Arrow-right Camera
The Spokesman-Review Newspaper
Spokane, Washington  Est. May 19, 1883

Greater risks seen in China stocks

Paul Wiseman And Marcy Gordon Associated Press

WASHINGTON – Something about the deal smelled fishy.

China Marine Food Group Ltd., a Chinese company then on the New York Stock Exchange, spent $27 million in January 2010 to acquire a firm whose main asset was “algae-based drink know-how.” The weird thing: Three months earlier, the beverage formula had been valued below $8,800.

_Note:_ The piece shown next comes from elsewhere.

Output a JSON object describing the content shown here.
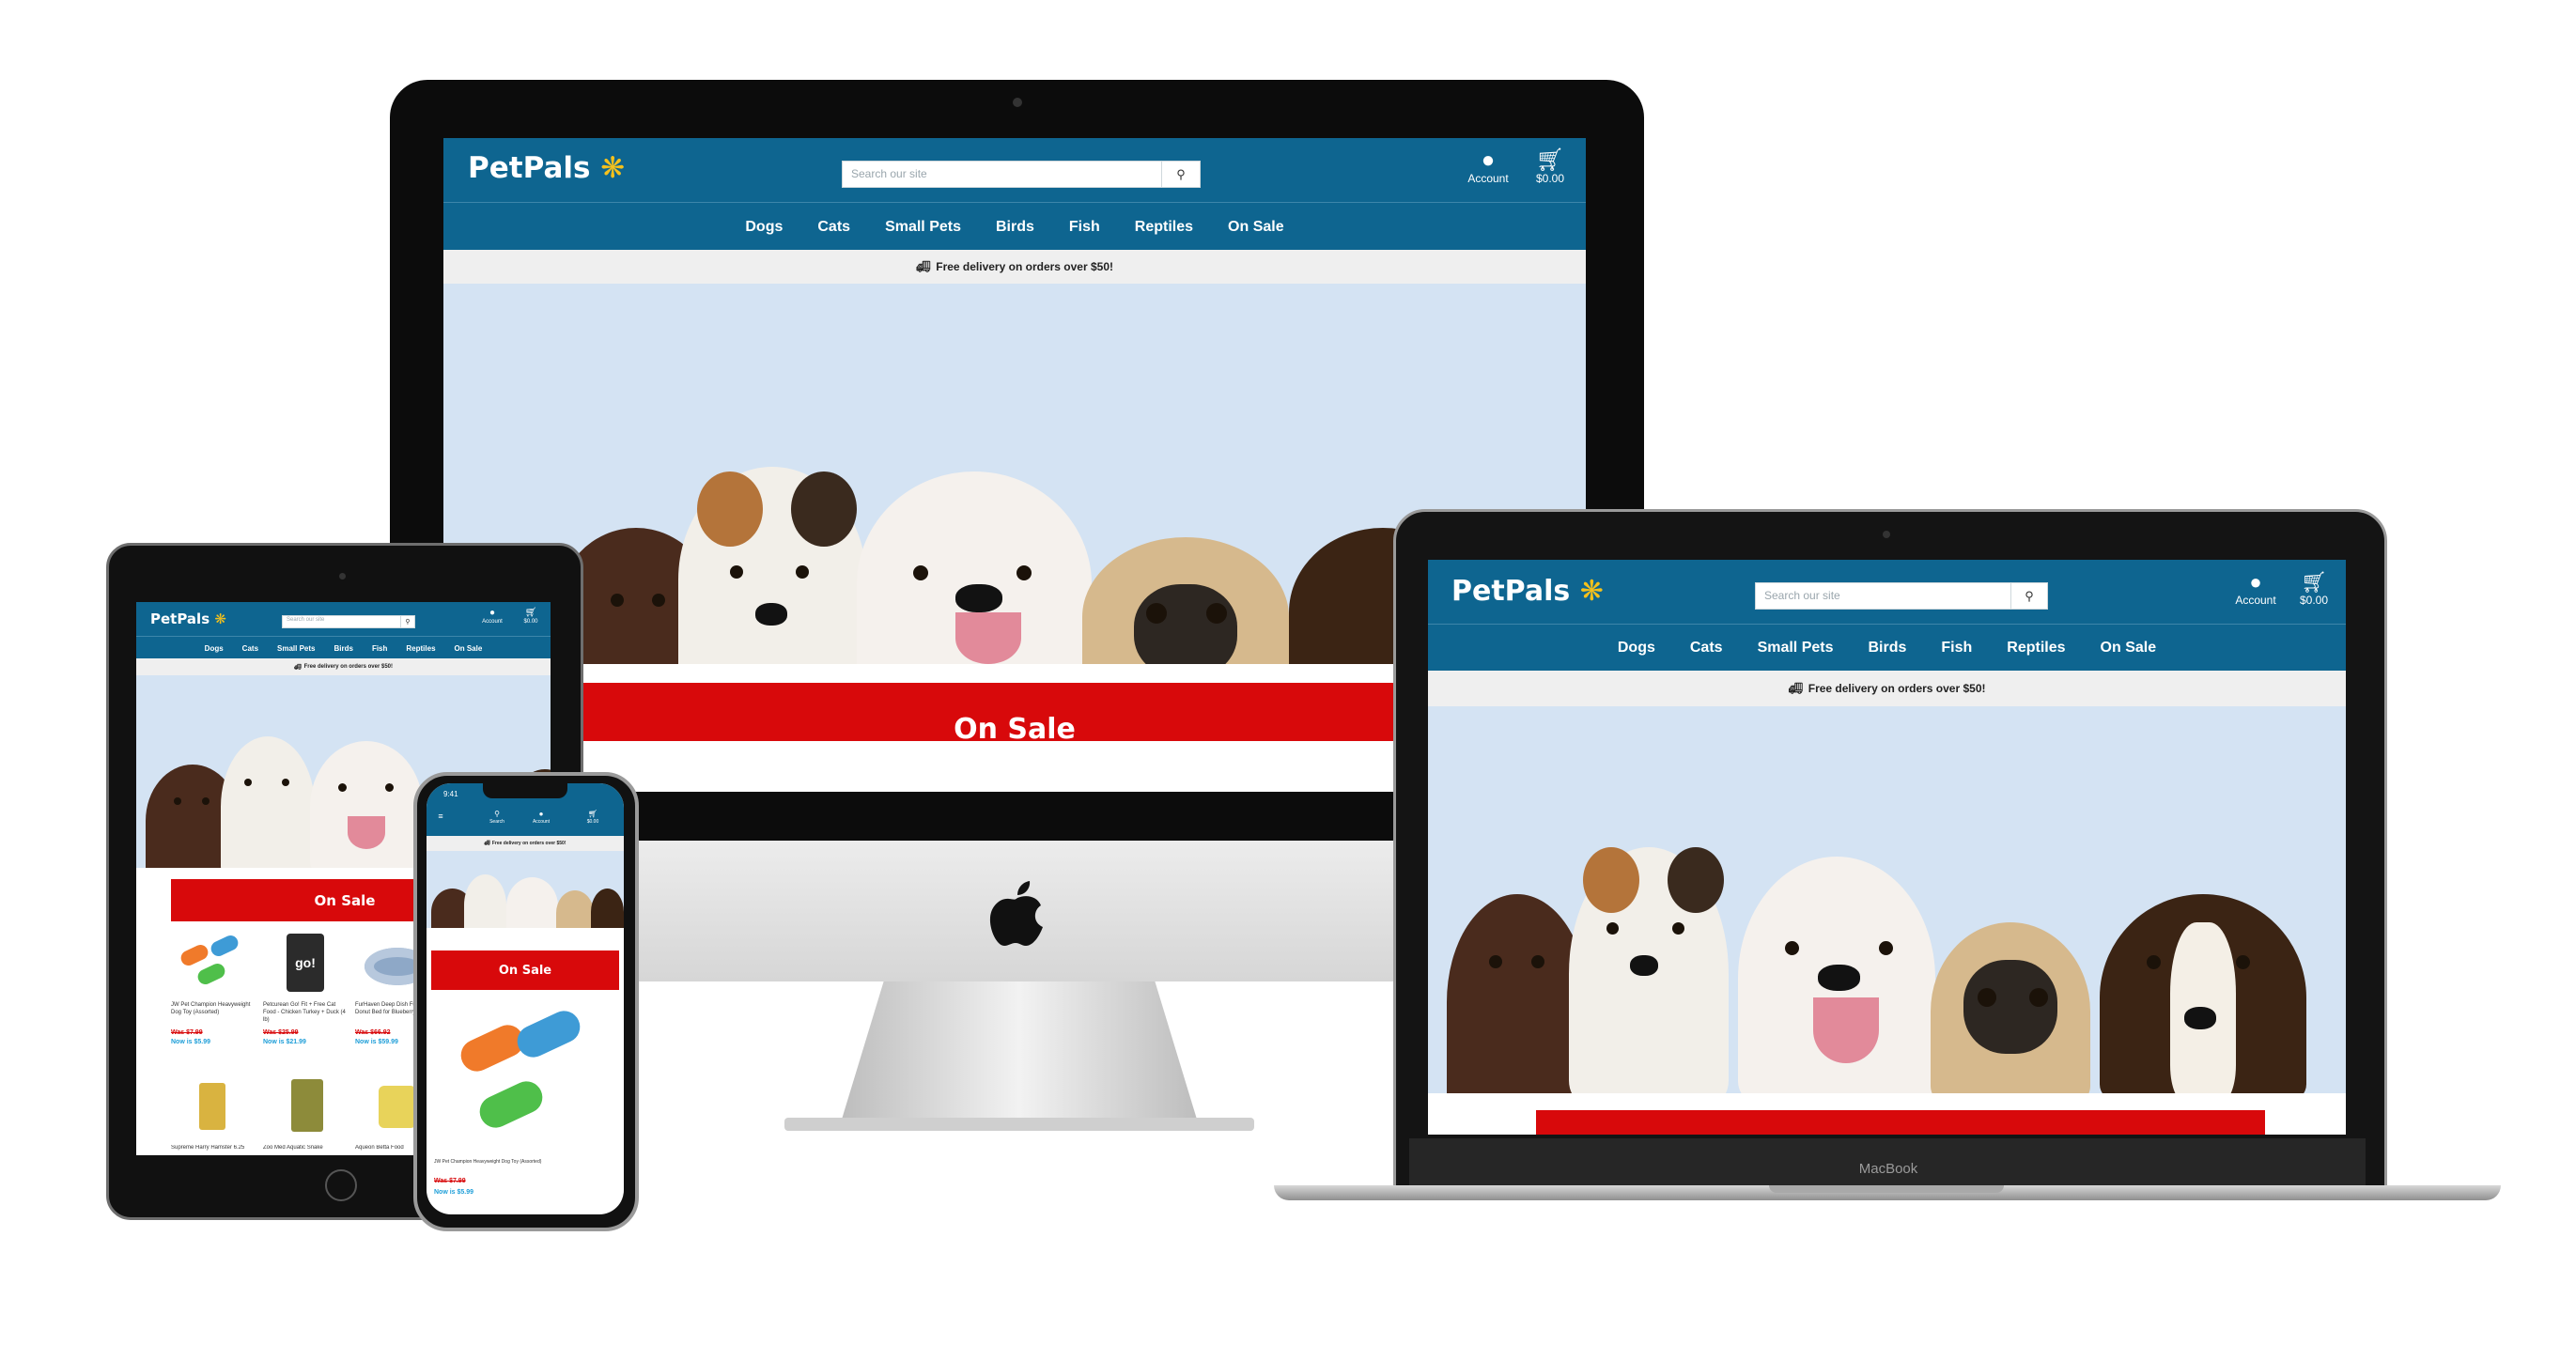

But when the U.S. Securities and Exchange Commission tried to review the deal, it got nowhere. The company’s Chinese accounting firm refused to provide documents. And the SEC has been stymied since.

And China Marine? Its share price topped $8 in 2010. It’s now around 12 cents.

The case represents a cautionary tale for investors eager to invest in Chinese companies on American exchanges. Chinese companies like Alibaba, whose initial public offering this year set a record high, operate under lax standards compared with other stocks on U.S. exchanges. That means higher risks for investors.

Worries about the risks of Chinese stocks also emerged from a recent Associated Press investigation of Tianhe Chemicals Group Ltd. When that Chinese company went public in June, the U.S. investment banking powerhouse Morgan Stanley helped it raise $654 million from foreign investors. But Tianhe’s stock has lost 39 percent since allegations emerged that it had exaggerated the value of its business.

“The protections that are often taken for granted are just not there,” said Joseph Carcello, an accounting professor at the University of Tennessee.

More than 100 Chinese companies were suspended or kicked off U.S. exchanges in 2011 and 2012, most of them for failing to file timely financial reports. These companies, including China Marine, had exploited a legal loophole so they could merge with American shell companies. By doing so, they elude much of the SEC oversight that comes from selling shares on U.S. markets for the first time.

About two dozen of these companies also have been hit with SEC fraud or accounting charges. Yet the investigations have stalled because the companies’ audit papers are in China – beyond the SEC’s reach.

There are currently about 100 Chinese companies trading on the NYSE and the Nasdaq Stock Market.

China restricts foreign investment in some businesses. To bypass that hurdle, Alibaba and many other Chinese companies deploy a structure called a “variable interest entity” or VIE.

It works like this: The company listed on the U.S. exchange isn’t the actual Chinese company. Rather, it’s a holding company, typically based in a tax haven like the Cayman Islands. Foreign investors have no say in the company’s management.

As a result, Chinese managers can restructure a company in ways that threaten investors. Alibaba CEO Jack Ma, for instance, spun off Alibaba’s payment service into a company he controlled without telling Yahoo, a major investor in Alibaba.